3. Areal Interpolation
In smile: Spatial Misalignment: Interpolation, Linkage, and Estimation

knitr::opts_chunk$set(
  collapse = TRUE,
  comment = "#>",
  eval = FALSE
)

Often, in an applied setting, it is interesting to compute estimates (and quantify its associated uncertainty) of socioeconomic and demographic variables for different administrative regions within the same city. Computing estimates is trivial when applying the Areal Interpolation [@goodchild1980areal] approach. However, a common criticism regarding this method is that it does not provide uncertainty measures associated with the estimates [@bradley2016bayesian]. Our package provides the simple areal interpolation along with an approximation and an upper bound for the variance of the computed estimates when the variance associated with the observed data is known, which is a common fact when working with survey data. To illustrate how does it work, we are going to show how to estimate a variable observed at census tracts in the Public Use Microdata Areas (PUMAs) in NYC.

To load the data and the packages needed for this tutorial run the chunk of code below.

library(sf)
library(smile)
library(ggplot2)

data(nyc_surv)
data(nyc_comd)

Since the nyc_surv data proves a "margin of error" instead of a variance, we are going to use the piece of code below to approximate the variance. We are assuming the margin of error was calculated using a 95% confidence interval based on the Normal distribution.
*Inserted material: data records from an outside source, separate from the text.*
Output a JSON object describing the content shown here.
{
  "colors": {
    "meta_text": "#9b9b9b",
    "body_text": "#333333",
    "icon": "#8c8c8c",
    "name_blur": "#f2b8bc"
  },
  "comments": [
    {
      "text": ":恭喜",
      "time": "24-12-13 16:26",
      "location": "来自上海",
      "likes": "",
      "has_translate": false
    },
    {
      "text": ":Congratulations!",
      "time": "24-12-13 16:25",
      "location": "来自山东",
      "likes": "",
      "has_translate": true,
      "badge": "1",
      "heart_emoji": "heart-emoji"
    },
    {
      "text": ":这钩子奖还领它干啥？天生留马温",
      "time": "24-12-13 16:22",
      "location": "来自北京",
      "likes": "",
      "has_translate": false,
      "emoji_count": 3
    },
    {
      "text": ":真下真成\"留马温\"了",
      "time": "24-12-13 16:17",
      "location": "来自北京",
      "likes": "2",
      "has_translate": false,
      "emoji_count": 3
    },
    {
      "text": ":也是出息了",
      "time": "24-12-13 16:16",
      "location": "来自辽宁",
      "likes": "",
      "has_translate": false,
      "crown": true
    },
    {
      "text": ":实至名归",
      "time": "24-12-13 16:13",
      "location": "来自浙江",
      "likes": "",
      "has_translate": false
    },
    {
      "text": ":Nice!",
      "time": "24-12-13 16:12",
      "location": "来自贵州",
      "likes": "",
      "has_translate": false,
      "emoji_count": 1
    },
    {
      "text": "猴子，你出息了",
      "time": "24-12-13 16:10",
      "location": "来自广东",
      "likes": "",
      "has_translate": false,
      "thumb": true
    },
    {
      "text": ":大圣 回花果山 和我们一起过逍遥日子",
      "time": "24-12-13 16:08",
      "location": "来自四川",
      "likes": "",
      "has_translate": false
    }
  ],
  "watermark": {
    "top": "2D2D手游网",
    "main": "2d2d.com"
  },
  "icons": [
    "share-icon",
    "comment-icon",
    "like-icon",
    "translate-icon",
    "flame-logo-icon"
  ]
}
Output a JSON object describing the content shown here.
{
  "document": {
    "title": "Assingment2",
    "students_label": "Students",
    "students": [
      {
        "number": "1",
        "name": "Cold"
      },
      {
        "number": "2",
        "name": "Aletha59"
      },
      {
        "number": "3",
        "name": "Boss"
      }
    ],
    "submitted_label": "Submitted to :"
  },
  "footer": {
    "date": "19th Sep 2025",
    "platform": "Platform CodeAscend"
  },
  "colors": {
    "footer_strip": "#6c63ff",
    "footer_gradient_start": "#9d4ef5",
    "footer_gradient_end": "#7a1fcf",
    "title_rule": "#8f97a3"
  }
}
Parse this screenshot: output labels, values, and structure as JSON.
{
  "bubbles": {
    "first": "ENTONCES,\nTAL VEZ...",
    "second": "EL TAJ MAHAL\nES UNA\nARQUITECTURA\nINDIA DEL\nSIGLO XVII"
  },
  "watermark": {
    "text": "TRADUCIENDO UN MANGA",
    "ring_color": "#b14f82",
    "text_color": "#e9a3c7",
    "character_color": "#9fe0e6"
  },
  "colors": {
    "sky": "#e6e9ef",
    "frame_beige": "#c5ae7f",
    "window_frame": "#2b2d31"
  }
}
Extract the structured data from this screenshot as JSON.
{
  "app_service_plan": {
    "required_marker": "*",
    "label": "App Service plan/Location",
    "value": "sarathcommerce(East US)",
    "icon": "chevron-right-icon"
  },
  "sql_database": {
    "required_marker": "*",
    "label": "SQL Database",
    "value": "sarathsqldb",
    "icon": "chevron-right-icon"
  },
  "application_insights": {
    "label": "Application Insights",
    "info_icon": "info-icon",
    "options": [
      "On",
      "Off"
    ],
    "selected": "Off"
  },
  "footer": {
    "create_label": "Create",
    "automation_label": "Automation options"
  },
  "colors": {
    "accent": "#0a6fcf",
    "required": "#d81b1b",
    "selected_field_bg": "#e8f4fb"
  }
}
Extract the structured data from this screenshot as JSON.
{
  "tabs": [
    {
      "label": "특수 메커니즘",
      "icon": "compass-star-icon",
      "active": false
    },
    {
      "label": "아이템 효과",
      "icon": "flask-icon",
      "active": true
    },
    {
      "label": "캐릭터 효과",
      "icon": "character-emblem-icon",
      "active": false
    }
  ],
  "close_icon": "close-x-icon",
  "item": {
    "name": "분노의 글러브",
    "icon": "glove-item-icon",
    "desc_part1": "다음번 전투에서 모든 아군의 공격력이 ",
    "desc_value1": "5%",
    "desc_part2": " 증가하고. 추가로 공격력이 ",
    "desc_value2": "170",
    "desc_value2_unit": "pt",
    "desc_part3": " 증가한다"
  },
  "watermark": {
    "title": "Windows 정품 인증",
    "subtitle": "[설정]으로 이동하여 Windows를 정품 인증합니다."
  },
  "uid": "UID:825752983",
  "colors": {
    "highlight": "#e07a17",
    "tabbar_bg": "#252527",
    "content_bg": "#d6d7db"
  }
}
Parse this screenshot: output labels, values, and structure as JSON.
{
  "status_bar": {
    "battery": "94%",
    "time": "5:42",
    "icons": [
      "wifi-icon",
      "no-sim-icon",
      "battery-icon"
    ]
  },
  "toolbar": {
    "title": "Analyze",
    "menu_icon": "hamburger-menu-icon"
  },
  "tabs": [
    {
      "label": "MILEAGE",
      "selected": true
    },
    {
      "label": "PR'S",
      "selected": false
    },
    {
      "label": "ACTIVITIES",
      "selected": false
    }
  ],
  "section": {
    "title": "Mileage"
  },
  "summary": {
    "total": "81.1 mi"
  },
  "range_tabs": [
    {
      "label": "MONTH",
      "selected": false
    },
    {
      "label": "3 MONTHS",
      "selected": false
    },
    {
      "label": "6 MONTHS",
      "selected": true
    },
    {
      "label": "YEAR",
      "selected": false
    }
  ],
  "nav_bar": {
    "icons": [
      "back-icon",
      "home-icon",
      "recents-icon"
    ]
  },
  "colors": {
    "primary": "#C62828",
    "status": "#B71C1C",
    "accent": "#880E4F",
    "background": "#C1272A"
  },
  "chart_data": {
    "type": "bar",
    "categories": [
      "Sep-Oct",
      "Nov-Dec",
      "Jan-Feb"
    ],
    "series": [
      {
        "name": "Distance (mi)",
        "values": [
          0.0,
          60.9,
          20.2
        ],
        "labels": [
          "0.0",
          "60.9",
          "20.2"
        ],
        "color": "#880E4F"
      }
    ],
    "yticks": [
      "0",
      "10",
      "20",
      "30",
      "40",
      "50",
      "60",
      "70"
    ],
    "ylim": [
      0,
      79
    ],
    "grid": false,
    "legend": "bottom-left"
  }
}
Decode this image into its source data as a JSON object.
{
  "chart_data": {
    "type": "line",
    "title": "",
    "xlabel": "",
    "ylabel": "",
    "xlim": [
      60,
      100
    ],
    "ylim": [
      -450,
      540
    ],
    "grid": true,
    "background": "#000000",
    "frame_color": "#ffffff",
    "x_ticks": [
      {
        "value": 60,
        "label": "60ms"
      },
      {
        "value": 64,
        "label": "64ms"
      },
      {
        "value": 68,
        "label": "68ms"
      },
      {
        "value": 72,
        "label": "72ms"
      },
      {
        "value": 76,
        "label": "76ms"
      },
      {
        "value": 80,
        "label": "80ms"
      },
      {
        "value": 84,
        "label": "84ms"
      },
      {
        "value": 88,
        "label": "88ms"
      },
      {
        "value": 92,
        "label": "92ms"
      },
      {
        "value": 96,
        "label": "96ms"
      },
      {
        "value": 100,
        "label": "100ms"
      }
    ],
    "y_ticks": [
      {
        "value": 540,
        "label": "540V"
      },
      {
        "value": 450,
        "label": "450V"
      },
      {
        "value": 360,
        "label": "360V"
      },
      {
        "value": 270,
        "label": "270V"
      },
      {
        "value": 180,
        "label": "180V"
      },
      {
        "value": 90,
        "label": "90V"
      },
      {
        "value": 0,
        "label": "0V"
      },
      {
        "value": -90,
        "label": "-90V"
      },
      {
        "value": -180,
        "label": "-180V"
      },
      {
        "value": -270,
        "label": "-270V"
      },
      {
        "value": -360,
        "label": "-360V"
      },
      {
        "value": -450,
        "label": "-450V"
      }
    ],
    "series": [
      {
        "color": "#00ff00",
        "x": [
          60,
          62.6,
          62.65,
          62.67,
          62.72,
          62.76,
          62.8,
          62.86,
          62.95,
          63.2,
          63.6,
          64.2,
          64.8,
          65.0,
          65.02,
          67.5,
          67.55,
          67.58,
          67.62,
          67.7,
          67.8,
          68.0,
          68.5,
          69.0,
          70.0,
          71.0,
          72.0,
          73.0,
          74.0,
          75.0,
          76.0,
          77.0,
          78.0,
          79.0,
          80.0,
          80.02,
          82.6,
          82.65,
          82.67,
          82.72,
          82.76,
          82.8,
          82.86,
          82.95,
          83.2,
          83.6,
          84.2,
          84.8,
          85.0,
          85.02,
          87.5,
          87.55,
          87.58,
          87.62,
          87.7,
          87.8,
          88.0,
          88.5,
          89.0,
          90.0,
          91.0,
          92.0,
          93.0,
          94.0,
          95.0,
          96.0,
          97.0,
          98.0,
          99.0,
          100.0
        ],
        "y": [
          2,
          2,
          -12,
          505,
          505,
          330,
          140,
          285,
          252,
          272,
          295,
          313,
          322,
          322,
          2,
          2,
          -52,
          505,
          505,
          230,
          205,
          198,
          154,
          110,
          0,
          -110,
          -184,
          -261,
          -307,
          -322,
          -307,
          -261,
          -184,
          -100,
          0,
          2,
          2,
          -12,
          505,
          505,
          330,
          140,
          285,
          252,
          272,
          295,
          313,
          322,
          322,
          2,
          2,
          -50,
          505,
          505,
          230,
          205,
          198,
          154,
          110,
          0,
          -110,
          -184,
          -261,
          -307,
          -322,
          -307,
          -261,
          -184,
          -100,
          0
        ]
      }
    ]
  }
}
nyc_surv <- transform(nyc_surv,
                      my_var = moe / qnorm(p = .975))
nyc_surv <- transform(nyc_surv, my_var = my_var * my_var)

Now, to estimate a variable observed at the nyc_surv dataset into the nyc_comd data we can run the following command:

estimate_comd <-
    ai(source = nyc_surv, target = nyc_comd,
       vars = "estimate")

where source is the "source" dataset, i.e., the one on which we observe the variable we wish to estimate at the target dataset. The argument vars is a character (scalar or vector) containing the name of the variable (or variables) at the source that are going to be estimated at the target regions. This function does not quantify the uncertainty associated with the estimates, though. In order to get a variability measure associated with the estimates, we need to use the function ai_var (see the chunk of code below). The function is quite similar to the before mentioned ai. The differences are: 1) vars must be a scalar; 2) the argument my_var is another length 1 character indicating the name of the variable that contains the variance of the observed variable in the source dataset; and 3) the argument var_method indicates whether we are going to use the Moran's I (var_method = "MI") to approximate the autocorrelation between areas and, therefore, approximate the variance of the estimates or the Cauchy--Schwartz (var_method = "CS") inequality to calculate an upper bound for such variances. The output of the ai_var function is the target (sf data.frame) with two additional columns, est and se_est, representing the estimated variable and its corresponding (approximate) standard error.

estimate_comd <-
    ai_var(source = nyc_surv, target = nyc_comd,
           vars = "estimate", vars_var = "my_var",
           var_method = "MI")

The next piece of code uses ggplot2 to plot the observed and estimated variable at NYC census tracts and community districts, respectively.

viz_dt <-
    rbind(
        transform(nyc_surv, source = "Observed", est = estimate)[c("source", "est")],
        transform(estimate_comd, source = "Predicted")[c("source", "est")]
    )

ggplot(data = viz_dt,
       aes(fill = est / 1000)) +
    geom_sf(color = 1, lwd = .1) +
    scale_fill_viridis_c(option = "H",
                         name = "median \n income",
                         label = \(x) paste0(x, "K")) +
    theme_bw() +
    facet_wrap( ~ source) +
    theme(axis.text = element_blank(),
          axis.ticks = element_blank())

viz_dt <-
    rbind(
        transform(nyc_surv, source = "Observed",
                  est = estimate)[c("source", "est")],
        transform(nyc_comd, source = "Predicted")[c("source", "est")]
    )

ggplot(data = viz_dt,
       aes(fill = est / 1000)) +
    geom_sf(color = 1, lwd = .1) +
    scale_fill_viridis_c(option = "H",
                         name = "median \n income",
                         label = \(x) paste0(x, "K")) +
    theme_bw() +
    facet_wrap( ~ source) +
    theme(axis.text = element_blank(),
          axis.ticks = element_blank())